What We Talk About When We Talk About Knitting

My Grandma Dee was a knitter. Late in life, her specialty was washcloths. I doubt there is one person in my extended family without a stack of her knitted washcloths tucked away in a kitchen towel drawer. The colors might vary, but she always used Sugar ‘n Cream cotton yarn. Her favorite pattern had a pretty eyelet edge around the outside. Knit two, yarn over, knit across. Knit two, yarn over, knit across. A soothing rhythm in her effortless hands, she knew the movements by heart, her needles and right hand weaving air and yarn without even looking.

One Christmas, when I was thirteen, she tried to teach a few of us grandkids how to knit those washcloths. I stuck with mine for a few weeks and managed to finish it, though its oddly round shape and gaping holes looked nothing like Grandma’s perfectly uniform, knitted squares. I didn’t touch a pair of knitting needles again for almost twenty years.

We tend to avoid things we can’t do well.
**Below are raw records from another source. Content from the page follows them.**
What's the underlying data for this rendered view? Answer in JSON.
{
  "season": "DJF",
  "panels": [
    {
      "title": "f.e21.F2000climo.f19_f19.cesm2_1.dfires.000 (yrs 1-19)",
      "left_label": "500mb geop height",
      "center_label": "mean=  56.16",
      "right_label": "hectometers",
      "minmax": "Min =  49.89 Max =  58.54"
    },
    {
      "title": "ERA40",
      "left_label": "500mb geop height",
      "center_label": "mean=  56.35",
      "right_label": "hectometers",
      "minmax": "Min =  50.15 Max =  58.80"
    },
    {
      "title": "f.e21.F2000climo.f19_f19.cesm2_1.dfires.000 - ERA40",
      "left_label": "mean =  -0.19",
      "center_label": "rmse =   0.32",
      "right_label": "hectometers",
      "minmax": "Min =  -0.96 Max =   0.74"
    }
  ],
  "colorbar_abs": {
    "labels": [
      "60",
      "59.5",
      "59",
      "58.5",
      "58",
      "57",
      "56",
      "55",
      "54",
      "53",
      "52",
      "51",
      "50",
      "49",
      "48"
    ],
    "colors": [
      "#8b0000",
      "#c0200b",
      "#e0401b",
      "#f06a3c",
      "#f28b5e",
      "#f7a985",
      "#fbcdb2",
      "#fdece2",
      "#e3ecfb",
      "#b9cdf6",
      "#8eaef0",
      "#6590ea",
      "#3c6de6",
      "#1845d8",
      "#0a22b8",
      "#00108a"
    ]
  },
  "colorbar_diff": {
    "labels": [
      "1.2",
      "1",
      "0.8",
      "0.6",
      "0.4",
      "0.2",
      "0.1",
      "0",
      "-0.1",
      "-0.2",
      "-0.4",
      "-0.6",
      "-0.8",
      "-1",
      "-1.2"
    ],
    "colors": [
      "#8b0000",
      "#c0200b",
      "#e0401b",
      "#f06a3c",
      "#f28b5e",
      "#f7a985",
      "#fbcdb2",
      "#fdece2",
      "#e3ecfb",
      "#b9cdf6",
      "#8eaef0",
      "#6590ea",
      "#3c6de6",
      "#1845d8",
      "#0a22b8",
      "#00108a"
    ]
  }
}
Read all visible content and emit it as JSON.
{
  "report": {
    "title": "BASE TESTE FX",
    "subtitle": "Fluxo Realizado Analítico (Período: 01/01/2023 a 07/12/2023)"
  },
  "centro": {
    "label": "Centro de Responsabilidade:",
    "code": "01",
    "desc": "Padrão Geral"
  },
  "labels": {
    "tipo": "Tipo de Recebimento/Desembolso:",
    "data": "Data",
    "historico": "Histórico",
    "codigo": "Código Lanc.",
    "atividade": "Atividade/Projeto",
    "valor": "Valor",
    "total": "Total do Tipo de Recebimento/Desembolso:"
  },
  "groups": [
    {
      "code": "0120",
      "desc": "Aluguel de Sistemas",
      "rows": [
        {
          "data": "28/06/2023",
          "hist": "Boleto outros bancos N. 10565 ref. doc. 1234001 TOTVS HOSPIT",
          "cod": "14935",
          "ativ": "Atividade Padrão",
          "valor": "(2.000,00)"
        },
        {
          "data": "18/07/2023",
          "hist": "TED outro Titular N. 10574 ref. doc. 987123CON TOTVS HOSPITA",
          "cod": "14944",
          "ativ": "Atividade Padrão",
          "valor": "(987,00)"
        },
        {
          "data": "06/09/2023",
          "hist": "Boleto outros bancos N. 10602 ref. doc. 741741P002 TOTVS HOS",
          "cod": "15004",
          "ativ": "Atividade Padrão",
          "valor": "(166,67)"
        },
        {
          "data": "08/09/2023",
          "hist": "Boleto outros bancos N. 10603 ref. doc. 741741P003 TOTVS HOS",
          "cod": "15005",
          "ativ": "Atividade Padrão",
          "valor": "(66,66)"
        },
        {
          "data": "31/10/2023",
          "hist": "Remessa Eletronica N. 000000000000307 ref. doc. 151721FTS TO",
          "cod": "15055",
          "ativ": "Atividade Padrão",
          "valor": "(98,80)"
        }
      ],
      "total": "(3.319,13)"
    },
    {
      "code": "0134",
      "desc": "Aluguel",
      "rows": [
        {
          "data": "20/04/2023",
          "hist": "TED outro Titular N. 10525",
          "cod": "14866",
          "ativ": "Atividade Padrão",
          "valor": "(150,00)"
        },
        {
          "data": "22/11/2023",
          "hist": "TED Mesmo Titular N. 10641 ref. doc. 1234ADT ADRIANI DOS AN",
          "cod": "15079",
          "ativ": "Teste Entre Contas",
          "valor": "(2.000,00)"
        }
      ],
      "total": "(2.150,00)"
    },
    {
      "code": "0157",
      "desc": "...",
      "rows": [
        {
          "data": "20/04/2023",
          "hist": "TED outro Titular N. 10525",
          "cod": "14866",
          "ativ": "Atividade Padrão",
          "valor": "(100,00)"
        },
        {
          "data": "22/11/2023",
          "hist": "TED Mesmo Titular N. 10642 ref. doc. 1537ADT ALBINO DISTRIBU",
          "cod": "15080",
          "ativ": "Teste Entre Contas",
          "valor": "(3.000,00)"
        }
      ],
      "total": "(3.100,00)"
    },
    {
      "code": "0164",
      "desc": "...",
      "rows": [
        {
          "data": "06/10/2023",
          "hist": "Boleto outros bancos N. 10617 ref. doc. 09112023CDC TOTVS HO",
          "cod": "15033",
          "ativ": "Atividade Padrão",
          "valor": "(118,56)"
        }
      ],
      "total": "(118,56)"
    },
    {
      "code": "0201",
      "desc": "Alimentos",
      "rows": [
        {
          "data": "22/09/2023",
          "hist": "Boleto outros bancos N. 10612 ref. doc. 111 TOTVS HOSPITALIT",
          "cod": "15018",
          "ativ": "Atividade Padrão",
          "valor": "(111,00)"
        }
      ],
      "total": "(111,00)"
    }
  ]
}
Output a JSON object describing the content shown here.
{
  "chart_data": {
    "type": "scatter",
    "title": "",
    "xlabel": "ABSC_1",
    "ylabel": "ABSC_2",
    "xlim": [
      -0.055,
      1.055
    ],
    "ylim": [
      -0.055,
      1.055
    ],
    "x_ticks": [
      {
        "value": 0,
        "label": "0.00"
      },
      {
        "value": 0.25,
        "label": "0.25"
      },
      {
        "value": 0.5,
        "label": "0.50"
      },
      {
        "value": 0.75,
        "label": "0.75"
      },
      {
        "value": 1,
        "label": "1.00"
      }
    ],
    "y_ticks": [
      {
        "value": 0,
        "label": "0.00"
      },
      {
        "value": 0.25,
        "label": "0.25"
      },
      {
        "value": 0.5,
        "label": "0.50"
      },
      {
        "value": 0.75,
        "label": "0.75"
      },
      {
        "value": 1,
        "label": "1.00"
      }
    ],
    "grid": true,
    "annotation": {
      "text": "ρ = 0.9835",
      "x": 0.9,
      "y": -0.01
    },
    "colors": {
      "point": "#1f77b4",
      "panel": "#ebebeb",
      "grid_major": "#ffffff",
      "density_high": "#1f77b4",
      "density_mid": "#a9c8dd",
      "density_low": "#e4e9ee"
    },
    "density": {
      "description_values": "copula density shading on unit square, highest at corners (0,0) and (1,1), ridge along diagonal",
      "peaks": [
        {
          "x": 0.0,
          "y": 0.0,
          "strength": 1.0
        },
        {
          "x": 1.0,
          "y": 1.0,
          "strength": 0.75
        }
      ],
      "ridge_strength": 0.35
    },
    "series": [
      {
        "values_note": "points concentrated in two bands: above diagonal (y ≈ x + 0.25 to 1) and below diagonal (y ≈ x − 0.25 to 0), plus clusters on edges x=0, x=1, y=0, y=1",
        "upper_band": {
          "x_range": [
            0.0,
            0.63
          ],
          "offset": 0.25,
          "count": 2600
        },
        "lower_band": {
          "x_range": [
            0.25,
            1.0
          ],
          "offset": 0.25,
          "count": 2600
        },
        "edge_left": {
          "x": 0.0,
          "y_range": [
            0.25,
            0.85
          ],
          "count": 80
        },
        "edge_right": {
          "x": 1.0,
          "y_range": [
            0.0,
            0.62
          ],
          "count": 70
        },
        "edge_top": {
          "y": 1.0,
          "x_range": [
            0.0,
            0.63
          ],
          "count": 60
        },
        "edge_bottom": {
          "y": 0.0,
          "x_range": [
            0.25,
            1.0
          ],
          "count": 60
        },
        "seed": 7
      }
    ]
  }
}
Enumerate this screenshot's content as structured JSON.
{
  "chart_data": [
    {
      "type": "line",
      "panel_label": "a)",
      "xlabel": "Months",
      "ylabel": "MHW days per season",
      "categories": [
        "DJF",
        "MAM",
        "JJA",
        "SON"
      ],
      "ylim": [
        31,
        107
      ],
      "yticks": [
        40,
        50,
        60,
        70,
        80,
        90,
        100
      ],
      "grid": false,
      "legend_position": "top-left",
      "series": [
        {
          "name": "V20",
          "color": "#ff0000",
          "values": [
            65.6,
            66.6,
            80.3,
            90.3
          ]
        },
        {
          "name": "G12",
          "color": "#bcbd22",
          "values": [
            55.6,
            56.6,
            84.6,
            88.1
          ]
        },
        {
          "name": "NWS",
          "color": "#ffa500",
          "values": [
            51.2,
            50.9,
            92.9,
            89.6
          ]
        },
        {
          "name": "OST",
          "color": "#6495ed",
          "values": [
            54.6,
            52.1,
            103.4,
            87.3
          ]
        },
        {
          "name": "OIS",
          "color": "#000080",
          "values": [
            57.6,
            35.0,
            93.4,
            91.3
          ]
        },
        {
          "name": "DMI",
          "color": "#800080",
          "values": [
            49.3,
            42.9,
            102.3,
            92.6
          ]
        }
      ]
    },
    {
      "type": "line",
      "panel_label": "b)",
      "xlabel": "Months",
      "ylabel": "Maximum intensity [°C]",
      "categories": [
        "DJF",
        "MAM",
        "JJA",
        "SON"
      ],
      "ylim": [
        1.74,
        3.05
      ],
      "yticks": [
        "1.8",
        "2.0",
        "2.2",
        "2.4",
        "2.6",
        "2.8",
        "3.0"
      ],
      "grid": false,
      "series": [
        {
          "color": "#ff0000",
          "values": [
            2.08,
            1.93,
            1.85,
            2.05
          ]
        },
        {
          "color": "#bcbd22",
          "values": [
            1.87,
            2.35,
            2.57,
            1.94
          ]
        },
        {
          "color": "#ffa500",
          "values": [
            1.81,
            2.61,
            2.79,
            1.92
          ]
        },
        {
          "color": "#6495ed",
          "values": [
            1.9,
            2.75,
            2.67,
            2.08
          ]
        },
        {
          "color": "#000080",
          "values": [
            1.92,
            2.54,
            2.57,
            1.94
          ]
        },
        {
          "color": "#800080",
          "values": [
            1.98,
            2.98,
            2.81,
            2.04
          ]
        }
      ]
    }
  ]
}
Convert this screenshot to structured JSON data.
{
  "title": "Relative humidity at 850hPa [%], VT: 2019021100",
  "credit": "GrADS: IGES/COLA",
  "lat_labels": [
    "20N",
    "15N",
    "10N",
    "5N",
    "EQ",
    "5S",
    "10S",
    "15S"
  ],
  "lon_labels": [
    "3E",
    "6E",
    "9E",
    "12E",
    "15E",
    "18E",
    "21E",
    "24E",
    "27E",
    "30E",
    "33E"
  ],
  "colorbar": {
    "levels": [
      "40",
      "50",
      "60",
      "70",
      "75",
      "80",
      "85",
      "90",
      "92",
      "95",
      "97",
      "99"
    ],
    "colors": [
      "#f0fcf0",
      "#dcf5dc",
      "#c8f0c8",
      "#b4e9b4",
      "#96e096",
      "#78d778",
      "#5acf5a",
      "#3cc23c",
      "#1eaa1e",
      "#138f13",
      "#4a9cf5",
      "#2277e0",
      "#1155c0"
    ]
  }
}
A perfectionist through and through, my memory bank is littered with failed attempts at artistic endeavor. Even here, in this safe little aerie, the writing’s gone silent. For weeks now, I have fled from the page, abandoned the keyboard. My pen is as dry as my mind.

Each time I tell myself to sit down and write, I hear a tiny voice inside me whisper that age-old question of doubt, “Why?”

Why write? What’s the point? There’s no purpose for these words. Useless, self-centered, navel-gazing words. What are you doing? Wasting your time. Chasing stories that don’t matter. No one cares what you have to say. Who do you think you are? You’re not a writer. Stop pretending. Can’t you do something worthwhile with your life?

I feel each question pulling loose a string in my heart, unraveling this lifeline that tethers me to the page.

Why write? All my life, I thought if I just tried long enough or found the right spark of inspiration, I could build something beautiful. A tower of words. A city of stories. I thought story mattered, and I thought I cared enough to keep trying. But these whispers of doubt won’t leave me alone.

What do you do with a dream when it’s dying? What do you say when your inner cynic tells you story doesn’t matter?

*  *  *

Every night after dinner, my grandparents walked down their creaky basement stairs to a cozy, wood-paneled family room with 70’s shag carpeting and brown plaid furniture. Grandma sat in a chair next to Grandpa’s recliner, and they watched TV. Iowa Hawkeye basketball…Johnny Carson…the good stuff. She knitted, and he snacked on peanuts from a little wooden bowl perched next to his weekly copy of TV Guide. He loved to tease her for knitting with her eyes closed. Her hands were never idle — even when she dozed off in front of the TV, she kept knitting, only to wake up and unravel the row she did wrong in her sleep and start again. Knit two, yarn over, knit across. Knit two, yarn over, knit across. Unravel. Knit. Repeat.

Not everything that unravels is ruined.

Maybe I’ll never be a famous author, and that’s OK. I can still find stories to tell. It doesn’t have to be perfect to be beautiful. It doesn’t need an audience to be meaningful. If I can bear witness to this one life and find moments of beauty worth remembering, for myself and for the people I love, I will not have written in vain.

Knit two, yarn over, knit across. Unravel. Knit. Repeat.

“My story is myself: and I am my story. This is all you will know of me; it is all I will know of you. This is all that will survive of us: the stories of who we are, the ways that people speak our names and remember something we did, an event we lived through, a clever story we were known for, or hopefully, some wisdom. They are mostly gone now — grandparents, aunts and uncles — and you and I will soon be gone, too. What is left of their lives, and what will be left of ours, is story.” — Christina Baldwin, Storycatcher

2 Thoughts.

  1. I am so glad I found you through Edie’s dishcloth tutorial. You are a wonderful storyteller. I have read through some of your posts here (and soaked up your reading lists) and I love your writing. And I needed to hear this today: “It doesn’t need an audience to be meaningful.”

    • Thanks for your kind words, Carin. Yes, I often need to remind myself that creating something is still worthwhile even when no one else notices. I wish it were easier to remember that, but alas, it’s hard to stop looking for approval from others. I think it’s going to take a lifetime for me to learn that lesson, but every little bit helps! Practice makes perfect, as they say, so I’ll just keep practicing and making the art I love. Good luck to you too!